Ein Omega C2+ mit Multipaddel wiegt 5,7 kg (4,5 kg + 1,2 kg), was exakt zwei Delta MX inkl. Paddeln entspricht: 2 x (1,9 kg + 0,9 kg) = 5,7 kg.

Du bist erstmals im Zweier-Packraft unterwegs gewesen. Wer war der (heimliche) Chef im Boot? 

Im Boot war ich der Chef! Diese Rolle bekommt man schließlich nicht immer. Also im Ernst, natürlich war ich mit den örtlichen Gegebenheiten (Wind, Wellen, Gezeiten) eher vertraut und hatte auch etwas mehr Wildwassererfahrung. Mara konnte sich dabei auf mich verlassen, wir haben jedoch vor allem gut als Team funktioniert. 

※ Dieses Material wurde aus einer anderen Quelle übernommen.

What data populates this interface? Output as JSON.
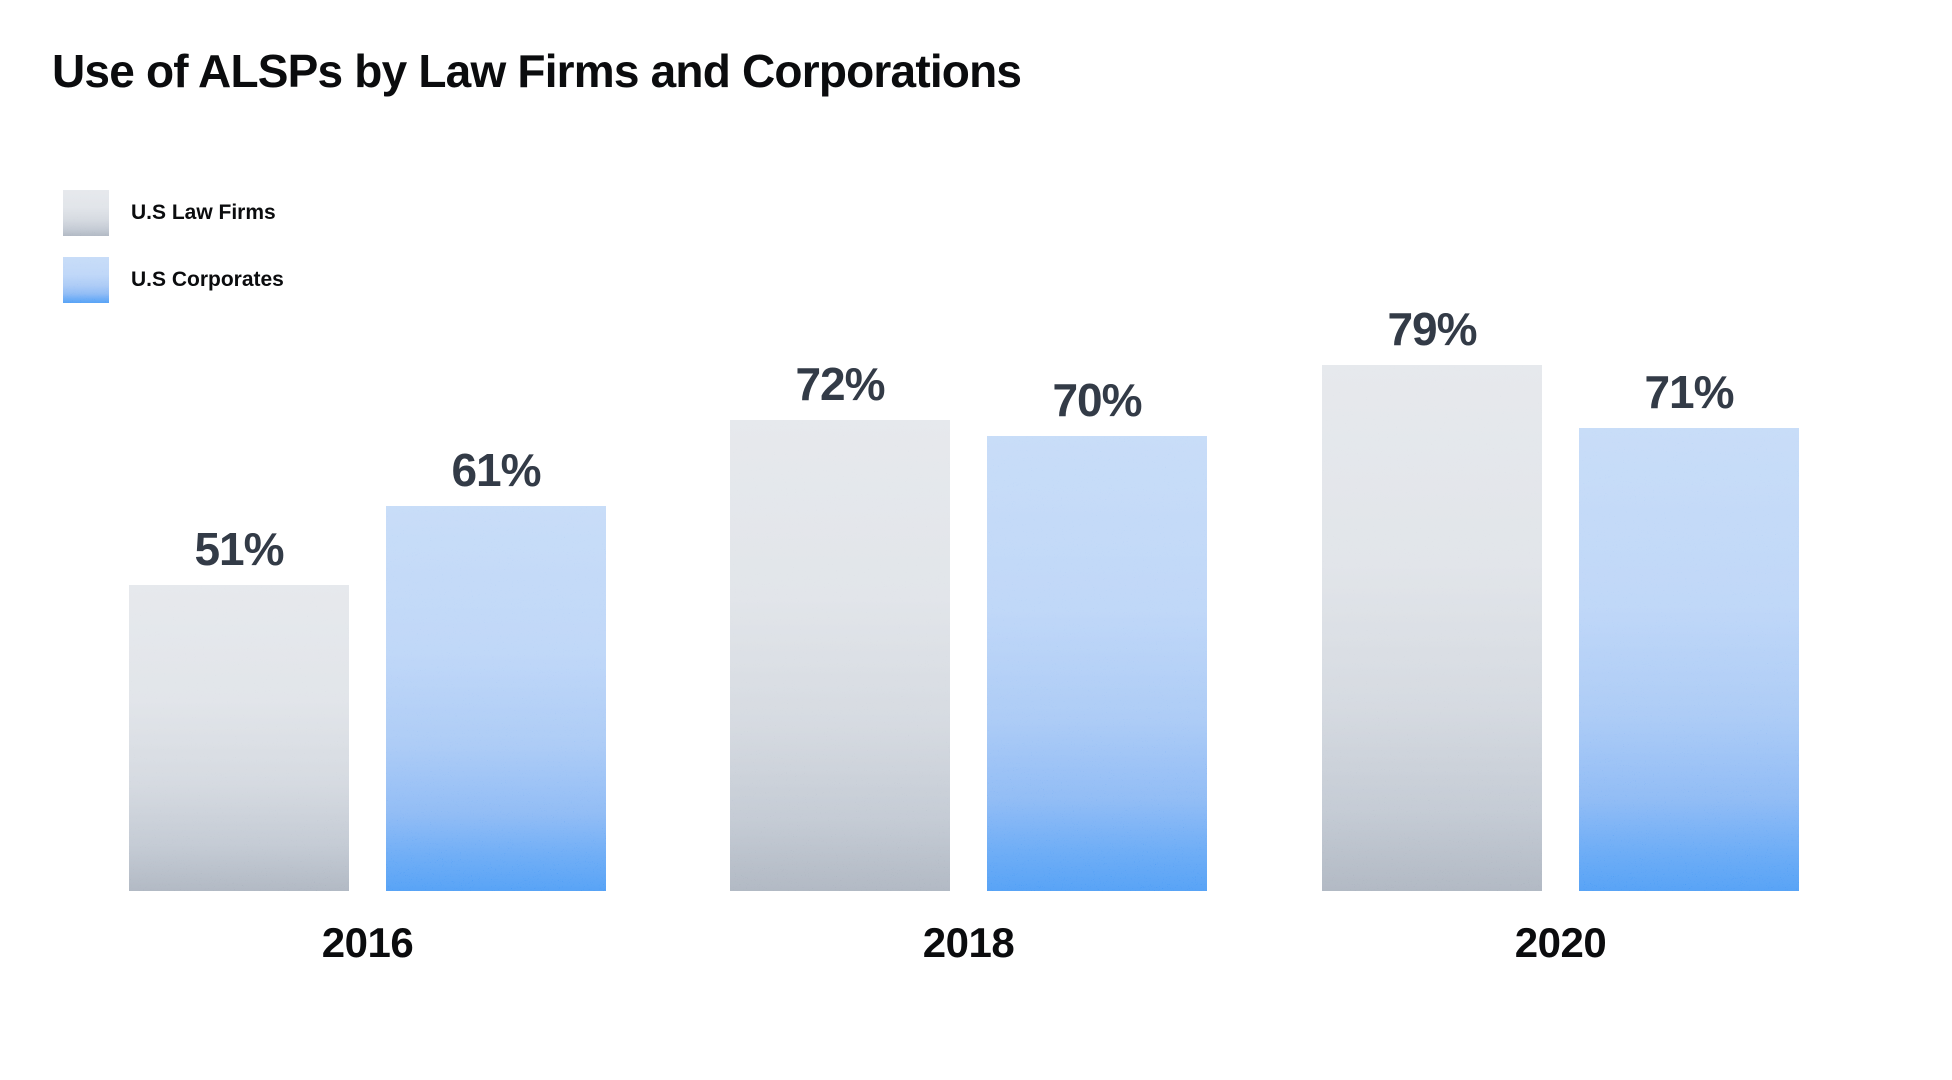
{
  "title": "Use of ALSPs by Law Firms and Corporations",
  "chart_data": {
    "type": "bar",
    "title": "Use of ALSPs by Law Firms and Corporations",
    "categories": [
      "2016",
      "2018",
      "2020"
    ],
    "series": [
      {
        "name": "U.S Law Firms",
        "values": [
          51,
          72,
          79
        ],
        "value_labels": [
          "51%",
          "72%",
          "79%"
        ],
        "gradient": [
          {
            "c": "#dbdfe5",
            "p": 0
          },
          {
            "c": "#d4d9e0",
            "p": 38
          },
          {
            "c": "#c2c9d3",
            "p": 65
          },
          {
            "c": "#a9b3c1",
            "p": 85
          },
          {
            "c": "#8d98a8",
            "p": 100
          }
        ]
      },
      {
        "name": "U.S Corporates",
        "values": [
          61,
          70,
          71
        ],
        "value_labels": [
          "61%",
          "70%",
          "71%"
        ],
        "gradient": [
          {
            "c": "#aecdf6",
            "p": 0
          },
          {
            "c": "#a2c5f5",
            "p": 38
          },
          {
            "c": "#86b4f3",
            "p": 62
          },
          {
            "c": "#5d9df1",
            "p": 80
          },
          {
            "c": "#2a87f3",
            "p": 91
          },
          {
            "c": "#0777f3",
            "p": 100
          }
        ]
      }
    ],
    "value_suffix": "%",
    "ylim": [
      0,
      100
    ],
    "grid": false,
    "legend_position": "top-left",
    "colors": {
      "text": "#0b0c0e",
      "value_label": "#333b47",
      "law_firms_top": "#dbdfe5",
      "law_firms_bottom": "#8d98a8",
      "corporates_top": "#aecdf6",
      "corporates_bottom": "#0777f3",
      "background": "#ffffff"
    }
  }
}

Was findet ihr - bei gleichem Gesamtgewicht besser- zwei Einer oder ein Zweier?

Für eine reine Wildwassertour wären zwei Einer besser, aber ansonsten bevorzuge ich den Zweier. Der ist nicht nur schneller, sondern auch viel besser für das Segeln geeignet. Außerdem wollten wir ja gemeinsam Zeit verbringen. Da ist ein Boot schöner. 

Mit perfektem Rückenwind segeln wir über den Lago Inferior. Im Zweier macht das Segeln richtig Spaß!

Was hat euch am Omega C2+ gefallen, und was nicht? Habt ihr Tipps zur Nutzung?

Das Boot ist in 5 Minuten aufgebaut und zahlreiche Schlaufen, um das Gepäck flexibel anzubringen. Wir haben die Rucksäcke einfach vorn und hinten festgebunden. Wir waren auch überrascht, wie robust das Teil ist. Wir sind über einige Steine und Äste geschrammt, aber das Boot sieht aus wie neu. Die Position der Sitze lässt sich flexibel verstellen, sodass ich auch allein fahren kann. Wir haben das Paddel “Vertex Tour” verwendet, was sowohl als Stech- als auch als Doppelpaddel genutzt werden kann. Wenn die vordere Person Essen zubereitet oder Angeln will, kann die hintere Person trotzdem paddeln. Die türkise Farbe des Bootes hat auch super mit der Wasserfarbe harmoniert ;). 

Der Río Ventisquero (Wildwasser 2-3) hat in den Abendstunden das meiste Wasser des Tages, da er von Gletschern gespeist wird.

Gab es sonst Probleme während der Tour? Was würdet ihr anders machen?

Größere Probleme gab es nicht, aber zwei Dinge fallen mir spontan ein. Unsere teuren Isomatten haben Luft gelassen und mussten ständig geflickt werden. Und beim Paddeln hingen wir einmal quer vor einem Baum. Aber die Situation war weit weniger gefährlich als jetzt vielleicht klingt und hat eher für Erheiterung gesorgt. 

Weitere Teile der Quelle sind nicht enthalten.